She thinks to herself as she walks that maybe the threat of being _spotted_ isn’t what’s scariest. It’s not being able to _protect_ herself, and not having anyone left in her life strong enough to do so that’s actually willing to stand up for her. She wasn’t strong enough to do anything but hide the night Grandpa died, so what would make her strong enough to be her own hero this time? She’s tried to fight for herself, with other kids at least, but she always loses out in the end even if she wins the fight.

Tonight’s her night, though. Whatever happens next, she will let happen, but she needs to let go for a minute. If she can have five minutes to skate, maybe find a puck to whack around, she’ll go quietly wherever they want her to. She just needs to get this constantly suffocating weight off her chest and she thinks that breathing in some icy air will do that.
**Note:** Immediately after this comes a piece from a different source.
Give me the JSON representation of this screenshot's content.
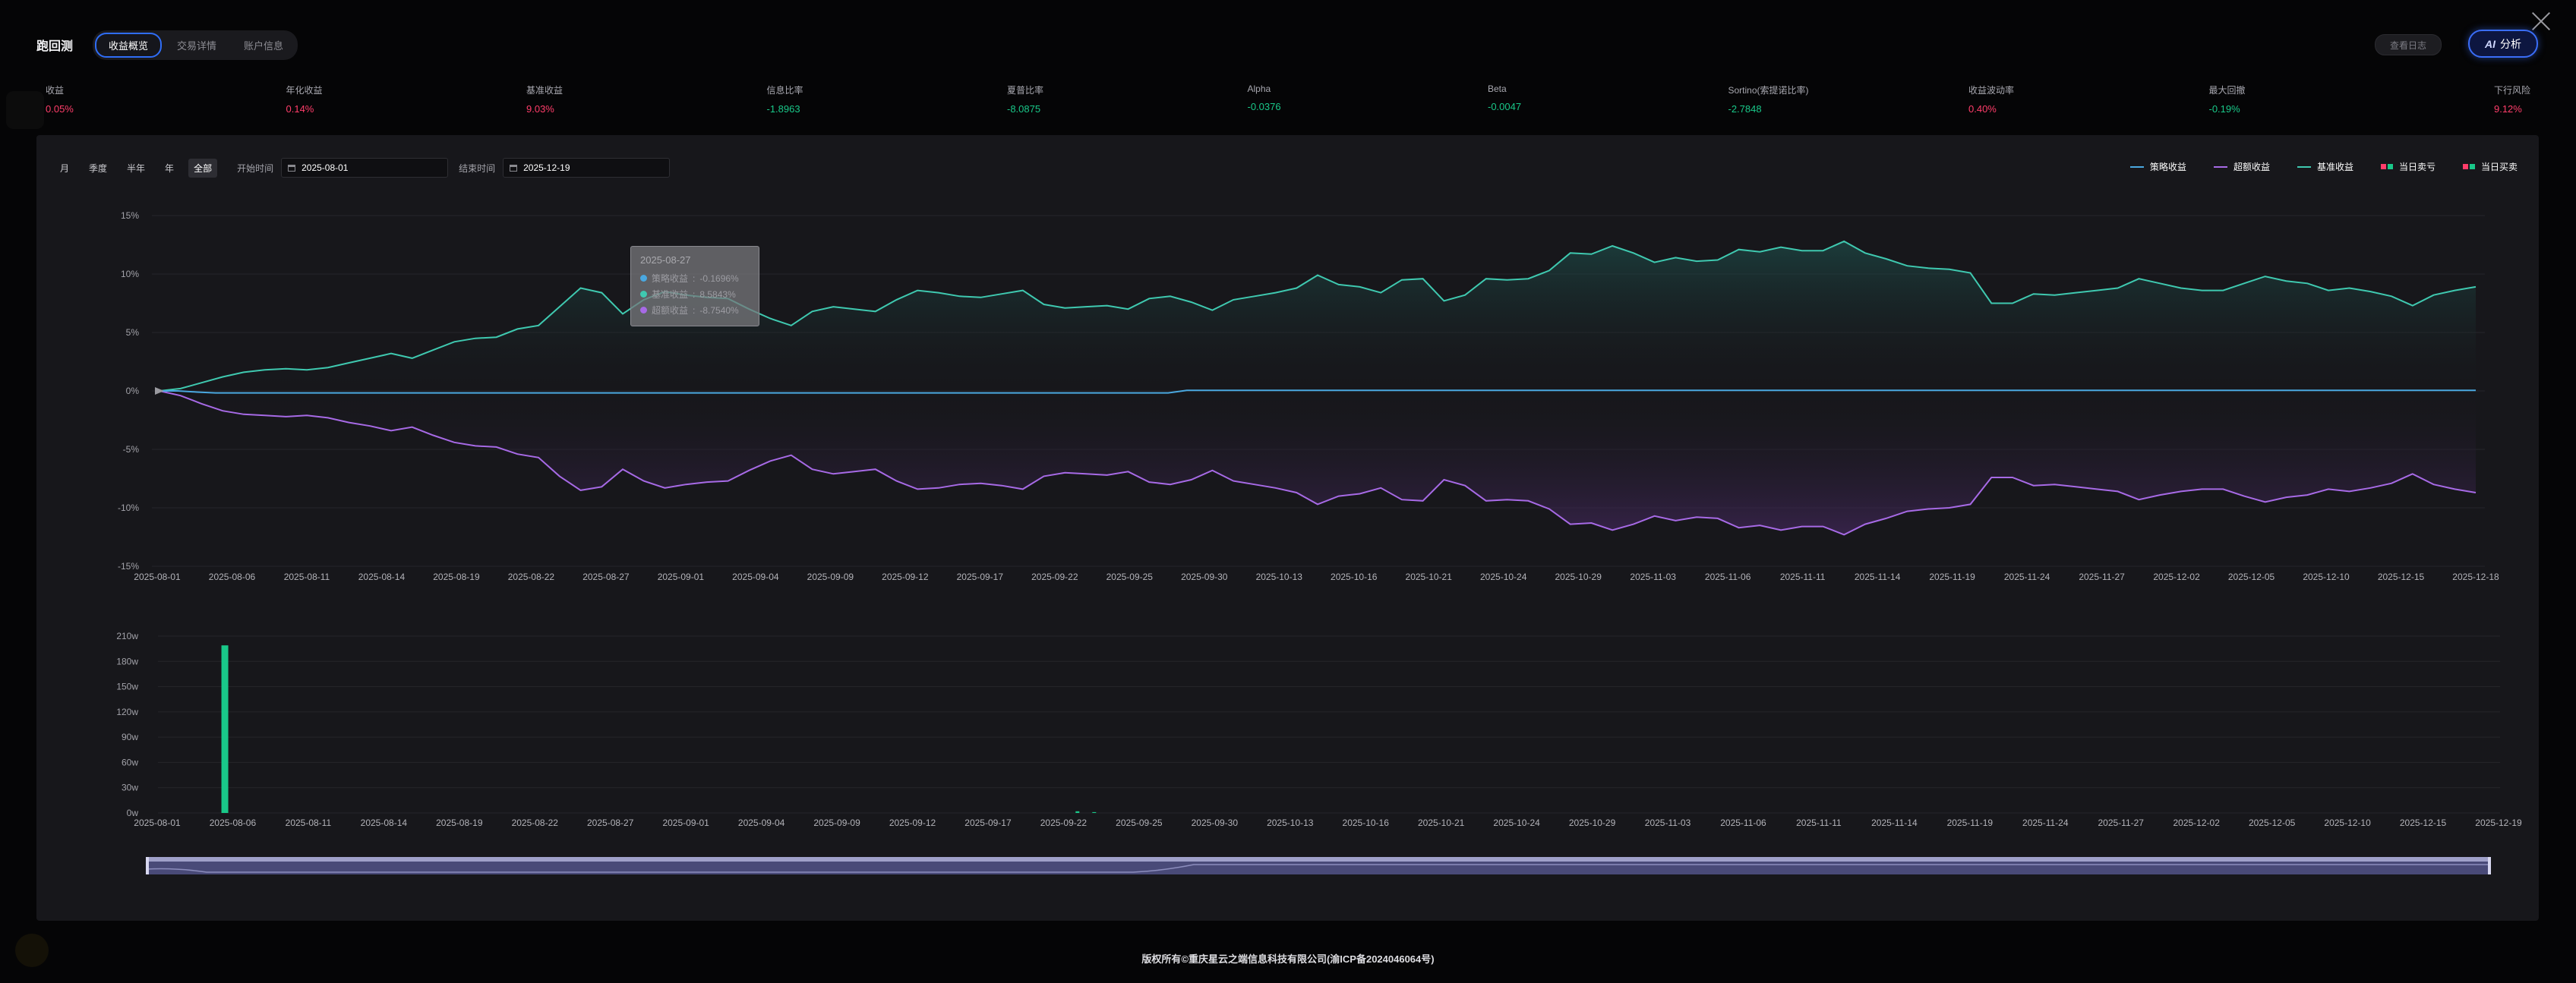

The front doors are locked, of course they are, but Gosalyn knows this place. It used to be her home away from home. One of the back doors is always propped open, even at night, because the security guys use it to get out to their cars and they don’t want to get locked out. She slips inside easily, spots the guard at the camera station asleep.

He’ll be out for a bit, and she knows they only keep one night guard on staff on weeknights. She played a lot of locker room pranks with her old teammates, and they learned things like that after their first few tries failed. The stars are aligning. She’s finally got a chance to do something for herself!

She sneaks through the main hall. She hasn’t had the ability or time to be on the team this season, and she’s sure what used to be her locker is full now. There’s nothing left in that locker room for her except memories that’ll hurt.

She pushes open the door to the ice, which is crystalline and smooth. The rush of cold air that hits her is a lot like the icy air when she crawled out from under her bed to find a body on the bedroom floor across the hall. But this is different too, for all the right reasons, and it feels like a homecoming. This is a cold beak split wide in a smile, cheering as they win a game. This is a wind across her cheeks, thrilled in the heat of the match.

This is what she was born to be doing.

She sets her backpack by the gate, swaps her sneakers for skates. There’s a few discarded pucks at the bottom of the stairs, probably forgotten after practice. She plucks one up and the familiar weight of it spreads a smile across her face. She’s got this.

The ice is polished smooth after yesterday’s skating, and the air is crisp and still. The only lights are the two golden emergency lights, leaving a lot of shadows around the rink. Unlike the shadows on her journey here, though, these are just a background. She doesn’t bother to stop and consider what they might conceal.

She opens the gate and steps onto the ice gently, her racing heart calming at last. She pushes forward with her right foot, gliding onto the rink. The gate clicks behind her, echoing before the whole big room fades to silence once more. She takes a deep breath, a cool breeze gracing her cheeks.

She sticks her arms out just a bit, her hockey stick clutched in one hand, gracefully skating along. When she reaches the far side of the rink, she leans to turn, and then tosses her picked up puck onto the ice a few feet ahead. She’s here at last.

It takes one swing to launch it into the goal across the way. Even without practice for months in a row, she’s still got good aim. The realization sends a smile across her face--they took so much from her, but they can’t take this. She swings wide around the goal, knocks the puck back out, and begins to skate her way across the rink again, guiding it forward.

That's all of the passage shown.